La Marche brisée est une série work in progress créée à quatre mains par Anna-Maria Le Bris et Francesco Ditaranto. Elle fait partie des deux projets retenus par Unidivers au titre de l’Appel à projets artistiques 2015.
Cher Professeur,
Comme je vous l’ai déjà mentionné dans mes dernières lettres, je crois qu’il est nécessaire de comprendre pourquoi la fiche de mon patient Pascal mentionne un individu agressif et atteint de trouble bipolaire, alors qu’il n’y a aucun élément qui puisse confirmer ce diagnostic.
J’ai été dans le bureau de mon adjoint, Michel Neuille. À l’évidence, il me hait. Il était assis, faisant semblant d’avoir trop de travail pour me parler. Je l’ai interrogé sur le dossier de Pascal. Il m’a répondu d’une manière vague, par monosyllabe.
J’ai dû hausser le ton, en lui rappelant que j’étais son supérieur. Comme tous les lâches, il a soudain changé d’attitude. Mais ses réponses ne m’ont pas aidé. Il a jeté toutes responsabilités sur mon prédécesseur. Il n’aurait fait que s’en tenir à ses indications et aurait simplement suivi ses ordres, l’ancien directeur déterminant les diagnostics et traitements. Au premier internement de Pascal, mon adjoint était d’ailleurs trop jeune pour avoir eu de vrais pouvoirs de décisions.
Je lui ai fait rapidement part de mon entretien avec l’infirmier qui l’assistait pendant les séances d’ECT, et qui considérait Pascal comme étant plutôt dépressif.
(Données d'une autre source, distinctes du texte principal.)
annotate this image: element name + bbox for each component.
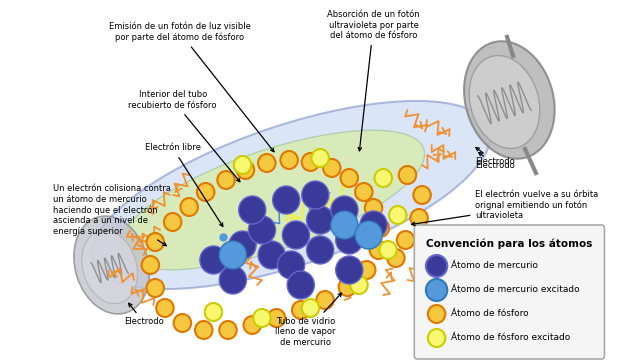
Circle shape <box>341 169 358 187</box>
Circle shape <box>258 241 285 269</box>
Circle shape <box>336 226 363 254</box>
Circle shape <box>389 206 406 224</box>
Text: Átomo de mercurio excitado: Átomo de mercurio excitado <box>451 286 580 295</box>
Circle shape <box>237 161 254 179</box>
Circle shape <box>197 183 214 201</box>
FancyBboxPatch shape <box>414 225 604 359</box>
Circle shape <box>399 166 416 184</box>
Circle shape <box>426 279 448 301</box>
Circle shape <box>374 169 392 187</box>
Circle shape <box>253 309 271 327</box>
Text: Un electrón colisiona contra
un átomo de mercurio
haciendo que el electrón
ascie: Un electrón colisiona contra un átomo de… <box>53 184 171 246</box>
Circle shape <box>339 278 356 296</box>
Circle shape <box>258 154 276 172</box>
Circle shape <box>282 221 309 249</box>
Circle shape <box>355 183 372 201</box>
Circle shape <box>181 198 198 216</box>
Circle shape <box>336 256 363 284</box>
Circle shape <box>229 231 256 259</box>
Circle shape <box>358 261 376 279</box>
Circle shape <box>355 221 382 249</box>
Circle shape <box>142 256 159 274</box>
Text: Electrodo: Electrodo <box>476 152 515 169</box>
Circle shape <box>311 149 329 167</box>
Ellipse shape <box>464 41 554 159</box>
Circle shape <box>316 291 334 309</box>
Circle shape <box>413 186 431 204</box>
Circle shape <box>219 321 237 339</box>
Circle shape <box>350 276 368 294</box>
Circle shape <box>428 305 446 323</box>
Circle shape <box>217 171 235 189</box>
Circle shape <box>302 153 319 171</box>
Circle shape <box>379 241 397 259</box>
Circle shape <box>360 211 387 239</box>
Circle shape <box>219 241 246 269</box>
Circle shape <box>195 321 212 339</box>
Text: Electrodo: Electrodo <box>476 147 515 167</box>
Circle shape <box>323 159 341 177</box>
Text: Absorción de un fotón
ultravioleta por parte
del átomo de fósforo: Absorción de un fotón ultravioleta por p… <box>328 10 420 151</box>
Circle shape <box>239 196 266 224</box>
Circle shape <box>397 231 414 249</box>
Circle shape <box>411 209 428 227</box>
Circle shape <box>372 219 389 237</box>
Text: Interior del tubo
recubierto de fósforo: Interior del tubo recubierto de fósforo <box>129 90 240 182</box>
Circle shape <box>365 199 382 217</box>
Circle shape <box>146 233 164 251</box>
Circle shape <box>248 216 276 244</box>
Circle shape <box>164 213 181 231</box>
Text: Átomo de fósforo: Átomo de fósforo <box>451 310 529 319</box>
Ellipse shape <box>92 101 491 289</box>
Circle shape <box>307 206 334 234</box>
Circle shape <box>219 266 246 294</box>
Circle shape <box>200 246 227 274</box>
Ellipse shape <box>82 230 138 304</box>
Circle shape <box>174 314 191 332</box>
Text: Átomo de fósforo excitado: Átomo de fósforo excitado <box>451 333 571 342</box>
Text: Emisión de un fotón de luz visible
por parte del átomo de fósforo: Emisión de un fotón de luz visible por p… <box>109 22 274 152</box>
Circle shape <box>331 196 358 224</box>
Circle shape <box>281 151 298 169</box>
Circle shape <box>205 303 222 321</box>
Circle shape <box>278 251 304 279</box>
Circle shape <box>426 255 448 277</box>
Circle shape <box>428 329 446 347</box>
Circle shape <box>244 316 261 334</box>
Circle shape <box>234 156 251 174</box>
Text: Convención para los átomos: Convención para los átomos <box>426 239 592 249</box>
Circle shape <box>331 211 358 239</box>
Ellipse shape <box>119 130 424 270</box>
Circle shape <box>146 279 164 297</box>
Circle shape <box>272 186 300 214</box>
Circle shape <box>302 181 329 209</box>
Circle shape <box>387 249 404 267</box>
Circle shape <box>302 299 319 317</box>
Text: El electrón vuelve a su órbita
orignal emitiendo un fotón
ultravioleta: El electrón vuelve a su órbita orignal e… <box>412 190 599 226</box>
Text: Tubo de vidrio
lleno de vapor
de mercurio: Tubo de vidrio lleno de vapor de mercuri… <box>276 293 342 347</box>
Circle shape <box>292 301 309 319</box>
Ellipse shape <box>469 55 540 148</box>
Text: Electrodo: Electrodo <box>124 303 164 327</box>
Circle shape <box>307 236 334 264</box>
Text: Átomo de mercurio: Átomo de mercurio <box>451 261 538 270</box>
Text: Electrón libre: Electrón libre <box>145 143 223 227</box>
Circle shape <box>369 241 387 259</box>
Circle shape <box>287 271 314 299</box>
Circle shape <box>268 309 285 327</box>
Circle shape <box>156 299 174 317</box>
Ellipse shape <box>74 216 149 314</box>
Quand je lui ai fait remarqué que je n’avais encore trouvé personne qui puisse soutenir que mon patient était agressif, il m’a répondu sans sourcilier :
« Docteur Calvez, votre patient, Pascal si vous préférez, a essayé d’agresser à plusieurs reprises des infirmiers. On a été obligés de le calmer et de l’attacher à son lit pendant des jours. Il se mordait aussi, jusqu’à saigner. Il était dangereux, pas seulement pour les autres. Je n’étais pas là quand il a été hospitalisé la première fois, mais ils m’ont rapporté qu’il était totalement ivre et avait agressé deux gendarmes. Est-ce que tout cela ne vous suffit pas ? Une autre fois encore, où cette fois j’étais présent, il a été interné soûl et délirant. De toute façon, tout le monde, dans notre village, sait qu’il était fou, même avant son internement. Connaissez-vous l’histoire de sa famille ? Son père était fou, sa mère était folle. Les deux sont morts dans cet asile. »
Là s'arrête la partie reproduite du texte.